Когда на меня напялили красно-белую мантию, мой почти бывший друг уполз, давясь спиртными слезами, в соседнюю деревню. Правда, скоро вернулся, просто захотел умереть, как подобает мужчине – от хохота.
Не в попытке унизить животное, а дабы истребить во мне все остатки человеческого и превознести сказочное, стащили с коровы колокольчик, грамм так на 1500 и повесили на прекрасного меня. На бантике.
Родная, убедившись, видимо, в реальной возможности избавиться, ласково поцеловала. Почему-то в лоб. Правда, потом оправдывалась - мол, это было единственное открытое место на моём так называемом лице.
Чтобы попасть на место собственного линчевания, нужно было преодолеть снежный бруствер, довольно высокий, образовавшийся в ходе расчищения дороги. Позвякивая коровьим колоколом, я взобрался на него, в надежде, что никого в живых уже не застану.

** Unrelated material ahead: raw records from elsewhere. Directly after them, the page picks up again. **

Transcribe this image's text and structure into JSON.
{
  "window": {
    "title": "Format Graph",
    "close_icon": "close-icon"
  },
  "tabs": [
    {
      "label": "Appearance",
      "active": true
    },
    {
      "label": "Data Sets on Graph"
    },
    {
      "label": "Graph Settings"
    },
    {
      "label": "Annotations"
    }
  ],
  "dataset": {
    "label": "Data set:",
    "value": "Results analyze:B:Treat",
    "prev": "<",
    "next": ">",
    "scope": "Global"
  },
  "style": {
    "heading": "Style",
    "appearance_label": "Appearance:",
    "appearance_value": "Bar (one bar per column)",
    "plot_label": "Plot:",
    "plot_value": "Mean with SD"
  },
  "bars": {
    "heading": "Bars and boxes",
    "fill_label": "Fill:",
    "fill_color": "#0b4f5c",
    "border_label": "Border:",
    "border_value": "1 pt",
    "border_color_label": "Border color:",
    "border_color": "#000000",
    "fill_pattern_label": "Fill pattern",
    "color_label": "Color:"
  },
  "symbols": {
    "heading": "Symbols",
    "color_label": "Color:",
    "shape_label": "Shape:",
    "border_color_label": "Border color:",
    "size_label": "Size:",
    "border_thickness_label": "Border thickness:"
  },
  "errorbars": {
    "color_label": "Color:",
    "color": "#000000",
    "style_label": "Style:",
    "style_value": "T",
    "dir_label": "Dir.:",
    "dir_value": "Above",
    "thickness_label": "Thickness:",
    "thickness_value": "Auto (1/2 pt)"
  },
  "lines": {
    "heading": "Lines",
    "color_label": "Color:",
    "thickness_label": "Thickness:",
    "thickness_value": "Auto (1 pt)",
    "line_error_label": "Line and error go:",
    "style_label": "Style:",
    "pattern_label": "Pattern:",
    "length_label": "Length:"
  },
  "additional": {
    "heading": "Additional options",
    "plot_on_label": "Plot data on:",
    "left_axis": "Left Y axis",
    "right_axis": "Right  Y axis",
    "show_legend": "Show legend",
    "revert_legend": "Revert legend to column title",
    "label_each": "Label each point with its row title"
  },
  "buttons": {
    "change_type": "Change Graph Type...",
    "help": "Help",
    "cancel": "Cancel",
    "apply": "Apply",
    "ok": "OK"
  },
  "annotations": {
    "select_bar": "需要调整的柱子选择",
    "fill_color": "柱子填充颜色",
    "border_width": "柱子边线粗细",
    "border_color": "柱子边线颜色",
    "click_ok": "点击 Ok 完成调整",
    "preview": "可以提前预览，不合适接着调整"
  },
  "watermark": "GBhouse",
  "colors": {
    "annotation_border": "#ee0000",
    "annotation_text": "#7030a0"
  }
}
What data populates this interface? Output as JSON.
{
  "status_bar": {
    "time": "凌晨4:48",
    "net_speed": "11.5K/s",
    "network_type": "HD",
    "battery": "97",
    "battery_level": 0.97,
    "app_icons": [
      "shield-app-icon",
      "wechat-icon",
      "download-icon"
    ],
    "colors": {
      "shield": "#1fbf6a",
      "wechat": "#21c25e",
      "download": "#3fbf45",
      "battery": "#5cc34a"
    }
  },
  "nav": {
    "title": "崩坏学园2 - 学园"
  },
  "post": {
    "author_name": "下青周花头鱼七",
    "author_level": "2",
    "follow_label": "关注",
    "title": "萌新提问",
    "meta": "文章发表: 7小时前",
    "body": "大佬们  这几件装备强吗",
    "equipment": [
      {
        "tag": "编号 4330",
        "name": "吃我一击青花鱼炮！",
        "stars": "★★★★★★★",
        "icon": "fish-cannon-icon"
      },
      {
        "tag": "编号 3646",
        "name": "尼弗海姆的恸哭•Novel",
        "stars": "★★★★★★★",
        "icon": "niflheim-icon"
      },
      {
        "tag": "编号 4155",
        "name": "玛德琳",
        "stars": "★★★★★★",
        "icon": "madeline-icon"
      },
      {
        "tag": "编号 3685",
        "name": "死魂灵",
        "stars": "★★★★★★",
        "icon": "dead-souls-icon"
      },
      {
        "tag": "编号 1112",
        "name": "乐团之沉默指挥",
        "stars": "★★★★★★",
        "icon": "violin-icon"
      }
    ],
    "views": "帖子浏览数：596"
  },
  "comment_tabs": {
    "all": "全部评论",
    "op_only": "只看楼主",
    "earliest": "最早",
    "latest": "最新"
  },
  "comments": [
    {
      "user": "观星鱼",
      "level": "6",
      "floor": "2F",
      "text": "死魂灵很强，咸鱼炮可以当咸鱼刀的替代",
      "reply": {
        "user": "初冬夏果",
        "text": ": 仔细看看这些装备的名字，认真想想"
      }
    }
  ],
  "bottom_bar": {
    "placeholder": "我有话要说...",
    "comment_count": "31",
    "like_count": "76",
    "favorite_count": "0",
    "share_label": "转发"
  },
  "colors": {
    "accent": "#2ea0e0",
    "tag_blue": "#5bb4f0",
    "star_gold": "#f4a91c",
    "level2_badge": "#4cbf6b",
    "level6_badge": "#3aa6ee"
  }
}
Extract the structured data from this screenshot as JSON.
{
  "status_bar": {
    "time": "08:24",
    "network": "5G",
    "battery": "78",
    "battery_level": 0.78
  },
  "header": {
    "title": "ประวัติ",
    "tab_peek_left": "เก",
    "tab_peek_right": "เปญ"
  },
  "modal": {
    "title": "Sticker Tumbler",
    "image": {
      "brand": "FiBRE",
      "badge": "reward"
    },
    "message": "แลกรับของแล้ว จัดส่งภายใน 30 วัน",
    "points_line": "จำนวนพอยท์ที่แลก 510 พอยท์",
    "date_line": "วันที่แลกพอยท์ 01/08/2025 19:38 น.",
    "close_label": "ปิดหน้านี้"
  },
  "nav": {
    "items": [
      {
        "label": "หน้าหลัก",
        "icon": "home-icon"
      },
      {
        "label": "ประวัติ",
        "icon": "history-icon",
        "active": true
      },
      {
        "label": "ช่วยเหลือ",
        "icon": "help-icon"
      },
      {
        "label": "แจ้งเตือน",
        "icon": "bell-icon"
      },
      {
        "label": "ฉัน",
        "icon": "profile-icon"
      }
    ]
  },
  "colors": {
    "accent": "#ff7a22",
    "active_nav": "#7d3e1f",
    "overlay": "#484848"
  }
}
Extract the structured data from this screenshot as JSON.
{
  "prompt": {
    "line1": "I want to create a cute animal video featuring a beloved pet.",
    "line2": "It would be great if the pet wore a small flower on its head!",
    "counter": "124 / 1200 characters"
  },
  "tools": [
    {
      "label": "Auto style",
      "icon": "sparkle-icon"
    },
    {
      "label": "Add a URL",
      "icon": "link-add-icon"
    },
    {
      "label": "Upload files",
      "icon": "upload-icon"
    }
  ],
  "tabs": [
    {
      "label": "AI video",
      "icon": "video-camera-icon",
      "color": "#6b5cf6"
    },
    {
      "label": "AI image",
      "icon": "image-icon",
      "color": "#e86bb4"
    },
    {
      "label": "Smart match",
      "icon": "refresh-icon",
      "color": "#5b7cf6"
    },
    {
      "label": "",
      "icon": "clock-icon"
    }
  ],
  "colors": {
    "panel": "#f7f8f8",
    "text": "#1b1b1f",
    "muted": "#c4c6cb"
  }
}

Помню, что набившийся в валенки снег, меня в тот момент ещё волновал. Выпрямился и вижу: высоченная ёлка, украшенная предметами быта, два специально поставленных и работающих фонарных столба, столы, на них скатерти, на них полно всего, самовар, вокруг него народищу, вся деревня. И главное - среди них свой Дед Мороз в синем, правда, балахоне. Гул там такой…метафизический. Приличный и уютный.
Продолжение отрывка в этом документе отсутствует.